Con gran estupor, seguido de indignación, recibo tu carta. Ya de entrada me repatea que te dirijas a mí con un “Querida Teresa”. Oye, ¿de qué vas, so imbécil? Después de treinta y pico años sin usar esa expresión, ¿ahora me voy a creer que hablas en serio? Pero me da igual lo que yo sea para ti.
Ya cuando nos casamos me hiciste firmar aquellas capitulaciones de la ignominia. Y en la separación, todo tu empeño fue mantenerlas. De ese modo, a poco me dejas con el culo al aire. ¿Que piensas, que voy a mendigar unas migajas de lo que te quedaste, decías, según ley?
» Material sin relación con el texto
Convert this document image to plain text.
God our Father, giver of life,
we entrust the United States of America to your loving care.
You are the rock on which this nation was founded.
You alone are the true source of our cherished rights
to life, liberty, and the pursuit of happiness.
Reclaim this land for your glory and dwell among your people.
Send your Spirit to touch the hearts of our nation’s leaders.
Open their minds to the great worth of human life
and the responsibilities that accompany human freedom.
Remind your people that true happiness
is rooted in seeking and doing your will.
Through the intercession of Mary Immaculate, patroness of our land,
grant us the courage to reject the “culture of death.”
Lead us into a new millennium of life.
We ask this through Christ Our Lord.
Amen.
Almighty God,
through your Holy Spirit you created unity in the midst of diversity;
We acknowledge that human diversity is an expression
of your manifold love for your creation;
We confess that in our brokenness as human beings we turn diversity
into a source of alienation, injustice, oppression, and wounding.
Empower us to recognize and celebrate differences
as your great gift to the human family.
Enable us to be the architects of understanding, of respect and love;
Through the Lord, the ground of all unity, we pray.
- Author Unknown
Y encima tienes la desfachatez de mencionar los bienes comunes. Claro, tenemos bienes comunes: un plato para ti, uno para mí… ¿La casa donde hemos vivido y traído a los niños es un bien común? Claro, eso no se puede partir en dos, y ya te cuidaste, en su día, de ponerla a tu nombre pretextando que era cosa de razón fiscal al invertir fondos de la empresa de tus padres. No me respondas, porque ya la pusiste en el inventario de tus pertencias personales. Me aburre seguir hablando de agravios porque no terminaría.
Lo único que quiero de ti es que cumplas estrictamente con el pacto de separación, en el que no hubo por tu parte la más mínima concesión que no contemplara la ley. Y mira tú por donde, yo de la ley nunca supe si era justa.
Lo tienes todo, excepto la patria potestad de los niños, y por ellos, según ley, me tienes que pasar una pensión, que llaman compensatoria, ¿compensatoria de qué? Después de tanta ruindad, yo me he llevado la mejor parte de nuestros bienes comunes: nuestros hijos, y porque no hay un Herodes que los parta por la mitad. Puedes alégrarte al hacer tus cuentas, una puta te habría salido más cara.
Hombre, ya que me concedes tener mi opinión, ¿sabes lo que te digo? Que te vayas a tomar por culo, querido.